Un nouveau paradigme pour la conduite autonome

Autre domaine d’application dans lequel l’apprentissage par renforcement se révèle particulièrement intéressant : la conduite autonome, dans la mesure où cela permet aux véhicules de mieux s’adapter à leur environnement grâce à une approche humaine de la conduite. Après tout, un individu apprend à conduire en 35 heures en moyenne. Ensuite, il est censé être capable de manœuvrer sur n’importe quelle route, de s’adapter à n’importe quel contexte…

En 2018, la start-up britannique Wayve publie une vidéo montrant “la première voiture conduite par apprentissage par renforcement”. On y voit une petite voiture apprendre à suivre une ligne droite sur une route qu’elle n’a jamais empruntée, sans règles prédéfinies ni plan, uniquement avec une caméra.

Au départ, l’agent interagit avec son environnement en effectuant des actions aléatoires ; le conducteur intervient lorsqu’il commet une erreur. L’algorithme est récompensé chaque fois qu’il effectue un nouveau trajet sans intervention. Au bout de onze essais, la voiture parvient à se maintenir au milieu de la route.
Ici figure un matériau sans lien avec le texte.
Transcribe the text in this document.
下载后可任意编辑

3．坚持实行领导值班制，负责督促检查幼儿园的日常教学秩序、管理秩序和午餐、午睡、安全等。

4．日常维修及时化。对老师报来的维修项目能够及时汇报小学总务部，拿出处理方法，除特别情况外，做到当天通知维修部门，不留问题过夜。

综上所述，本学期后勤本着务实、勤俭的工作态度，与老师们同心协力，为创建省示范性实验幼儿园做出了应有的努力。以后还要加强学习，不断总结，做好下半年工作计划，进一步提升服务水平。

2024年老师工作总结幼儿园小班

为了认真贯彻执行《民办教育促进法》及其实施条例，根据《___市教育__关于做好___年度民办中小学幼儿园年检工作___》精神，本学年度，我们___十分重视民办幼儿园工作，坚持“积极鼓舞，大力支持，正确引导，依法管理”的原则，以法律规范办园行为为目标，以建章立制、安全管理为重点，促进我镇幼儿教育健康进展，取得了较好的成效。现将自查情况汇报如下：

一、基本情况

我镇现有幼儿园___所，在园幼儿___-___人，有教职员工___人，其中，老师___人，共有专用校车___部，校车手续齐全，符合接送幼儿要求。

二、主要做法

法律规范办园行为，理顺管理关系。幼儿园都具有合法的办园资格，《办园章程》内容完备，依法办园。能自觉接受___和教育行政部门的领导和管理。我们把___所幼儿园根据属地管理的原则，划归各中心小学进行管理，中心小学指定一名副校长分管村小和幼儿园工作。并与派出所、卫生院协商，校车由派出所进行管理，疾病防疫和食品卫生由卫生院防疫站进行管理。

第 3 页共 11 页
Partout dans le monde, les projets visant à faire rouler les futures voitures autonomes grâce au DRL se multiplient. Citons les algorithmes dits “de conduite de bout en bout avec apprentissage profond par renforcement” de l’équipe de recherche Robotics for Intelligent Transportation Systems de l’Inria et la plateforme de simulation de conduite open source Voyage Deepdrive.

Nouvel horizon

En s’inspirant du processus humain d’acquisition des connaissances grâce à la méthode essai-erreur, les modèles d’apprentissage par renforcement parviennent désormais à atteindre des niveaux humains dans la résolution de problèmes variés, voire à dépasser l’homme. Selon la “MIT Technology Review”, qui publiait en 2019 un article intitulé “Nous avons analysé 16 625 publications pour découvrir la direction que va prendre l’IA dans l’avenir”, ils constituent le nouvel horizon de l’intelligence artificielle.